Ah, o mundo sempre foi
Um circo sem igual
Onde todos representam bem ou mal
Onde a farsa de um palhaço é natural....

sexta-feira, 11 de maio de 2012

Flor do deserto


“Num mundo que se faz deserto, temos sede de encontrar um amigo”. A frase foi imortalizada no personagem Pequeno Príncipe, obra do francês Antoine de Saint-Exupéry, e que até hoje encanta o mundo.
O morador solitário do minúsculo B-612 gostava de viajar pela galáxia e em suas andanças conhecer pessoas, fazer amigos, se aventurar.
Tinha ele sim, sede de encontrar amigos. Conhecê-los o faziam sentir-se bem.
E a cada novo contato, nova experiência, o desejo por mais conhecimento e conquistas se ampliava.
É dele, o Pequeno Príncipe, a frase – também eternizada pelo tempo - “Tu te tornas eternamente responsável por aquilo que cativas”. Sem sombra de dúvidas, um recado corretamente perfeito para cada um de nós, nos dias atuais.
Aliás, no contexto geral, o personagem faz isso em todas as situações.
O livro foi lançado em 1945 e parece inacreditável que tal frase “Num mundo que se faz deserto”, temos sede de encontrar um amigo caiba bem nos dias atuais, passados 67 anos de sua publicação.
E de fato, muitas vezes nos deparamos com tal cenário. Somos um único e solitário em meio à multidão. Corremos, incessantemente em busca do que nos preenche, completa. E não encontramos, e continuamos a busca. E nos perdemos. Conheço tantos assim.
Seja no campo material ou no espiritual, vê-se pessoas perdidas e a procura, de si, ou de algo mais.
Infelizes e com uma espécie de vazio – muitas vezes inexplicável – correm (quando não se escondem) e, entre tantos outros que vem e vão, se deparam com uma paisagem morta, pálida, desértica. Precisam se encontrar, encontrar, viver.
Precisam do abraço, do carinho, do ombro amigo. Necessitam de, neste mundo que se faz deserto, matar a sede – de encontrar um amigo.
E neste encontro – ou reencontro – fazer valer a máxima, de que precisa cumprir o estabelecido.
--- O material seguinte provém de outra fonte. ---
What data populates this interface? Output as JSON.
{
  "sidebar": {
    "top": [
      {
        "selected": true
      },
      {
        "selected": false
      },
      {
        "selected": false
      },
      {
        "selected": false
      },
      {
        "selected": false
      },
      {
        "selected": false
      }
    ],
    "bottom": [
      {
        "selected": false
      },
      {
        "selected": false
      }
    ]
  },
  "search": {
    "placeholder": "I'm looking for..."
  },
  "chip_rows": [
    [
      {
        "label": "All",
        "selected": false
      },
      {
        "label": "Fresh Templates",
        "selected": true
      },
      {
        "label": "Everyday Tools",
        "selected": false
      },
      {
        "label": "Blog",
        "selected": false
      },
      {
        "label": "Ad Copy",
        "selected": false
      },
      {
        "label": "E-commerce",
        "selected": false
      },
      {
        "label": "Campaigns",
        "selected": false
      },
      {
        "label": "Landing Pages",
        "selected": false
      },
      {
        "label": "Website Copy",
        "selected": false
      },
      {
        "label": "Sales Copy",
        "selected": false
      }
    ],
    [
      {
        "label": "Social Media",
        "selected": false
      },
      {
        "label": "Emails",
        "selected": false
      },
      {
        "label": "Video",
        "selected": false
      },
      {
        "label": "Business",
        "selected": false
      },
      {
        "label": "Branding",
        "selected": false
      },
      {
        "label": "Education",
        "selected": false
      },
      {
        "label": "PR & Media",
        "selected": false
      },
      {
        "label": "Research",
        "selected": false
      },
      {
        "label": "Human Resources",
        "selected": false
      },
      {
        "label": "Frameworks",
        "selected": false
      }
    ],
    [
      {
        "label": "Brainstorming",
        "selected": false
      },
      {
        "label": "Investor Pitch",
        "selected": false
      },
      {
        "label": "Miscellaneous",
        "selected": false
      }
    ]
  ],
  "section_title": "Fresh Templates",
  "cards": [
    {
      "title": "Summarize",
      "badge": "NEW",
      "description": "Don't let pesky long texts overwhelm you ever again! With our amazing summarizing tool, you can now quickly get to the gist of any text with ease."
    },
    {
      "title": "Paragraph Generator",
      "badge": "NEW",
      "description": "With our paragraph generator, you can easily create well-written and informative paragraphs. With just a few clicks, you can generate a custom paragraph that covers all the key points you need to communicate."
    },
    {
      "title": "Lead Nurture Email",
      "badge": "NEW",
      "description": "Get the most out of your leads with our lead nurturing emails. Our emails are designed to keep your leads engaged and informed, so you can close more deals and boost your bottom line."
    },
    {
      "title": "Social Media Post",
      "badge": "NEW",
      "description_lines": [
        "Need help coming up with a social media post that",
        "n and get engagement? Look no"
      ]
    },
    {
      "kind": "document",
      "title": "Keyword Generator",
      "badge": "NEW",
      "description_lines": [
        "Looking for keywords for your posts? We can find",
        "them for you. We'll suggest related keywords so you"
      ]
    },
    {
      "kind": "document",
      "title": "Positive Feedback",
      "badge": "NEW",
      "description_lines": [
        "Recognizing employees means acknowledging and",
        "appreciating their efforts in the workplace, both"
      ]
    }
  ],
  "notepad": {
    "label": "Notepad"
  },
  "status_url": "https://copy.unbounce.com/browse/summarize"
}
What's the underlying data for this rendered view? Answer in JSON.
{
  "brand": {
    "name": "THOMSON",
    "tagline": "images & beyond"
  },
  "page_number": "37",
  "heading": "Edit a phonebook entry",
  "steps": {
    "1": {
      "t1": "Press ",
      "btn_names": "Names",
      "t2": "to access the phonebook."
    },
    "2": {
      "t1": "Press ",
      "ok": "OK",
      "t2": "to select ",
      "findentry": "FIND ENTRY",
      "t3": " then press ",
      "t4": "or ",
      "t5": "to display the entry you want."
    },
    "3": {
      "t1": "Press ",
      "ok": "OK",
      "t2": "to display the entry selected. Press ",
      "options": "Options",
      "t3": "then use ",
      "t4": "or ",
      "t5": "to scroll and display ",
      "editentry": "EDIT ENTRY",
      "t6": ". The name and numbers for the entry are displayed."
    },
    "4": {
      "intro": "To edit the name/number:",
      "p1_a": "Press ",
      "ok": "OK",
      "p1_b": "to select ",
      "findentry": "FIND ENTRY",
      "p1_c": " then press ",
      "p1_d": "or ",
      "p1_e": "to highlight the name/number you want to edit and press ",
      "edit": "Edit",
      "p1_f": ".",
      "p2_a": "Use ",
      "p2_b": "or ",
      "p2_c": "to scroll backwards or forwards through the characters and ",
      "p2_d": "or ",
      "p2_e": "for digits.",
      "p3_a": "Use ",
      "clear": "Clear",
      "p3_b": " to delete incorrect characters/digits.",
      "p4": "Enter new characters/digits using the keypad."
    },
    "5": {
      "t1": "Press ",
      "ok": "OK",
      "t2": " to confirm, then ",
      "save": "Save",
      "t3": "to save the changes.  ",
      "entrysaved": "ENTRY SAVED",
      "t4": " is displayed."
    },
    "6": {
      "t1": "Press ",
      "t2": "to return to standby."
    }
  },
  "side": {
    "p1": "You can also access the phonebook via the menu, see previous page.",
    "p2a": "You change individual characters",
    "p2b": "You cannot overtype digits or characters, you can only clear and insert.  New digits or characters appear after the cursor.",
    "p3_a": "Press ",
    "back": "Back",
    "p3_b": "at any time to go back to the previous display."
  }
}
Já não está só, e tendo conquistado, cativado, acaba se tornando responsável – inteiramente responsável – pelo outro. E assim, nesta troca, preenchendo o vazio, pois é com o outro que se completa.
Antoine de Saint-Exupéry foi feliz na inspiração para compor o clássico. Afirmara no texto do Pequeno Príncipe, o quanto era necessário dar valor à rosa do jardim. No caso, à pessoa a qual, encontrada no deserto da vida, tornara-se especial.  “Foi o tempo que investiste em tua rosa que fez tua rosa tão importante”.
E é este tempo que devemos ter. E neste cultivar, conquistar, reconquistar – fazer valer à pena.
Olhar o mundo com olhos de amor. Ver que não estamos só neste universo. Que somos parte de um todo e – na busca em fortalecer a caminhada como aprendizes na tarefa de Humano Ser, viver.
Ah, e não esquecer, conforme ensina Antoine de Saint-Exupéry que “apenas se vê bem com o coração, pois nas horas graves os olhos ficam cegos”.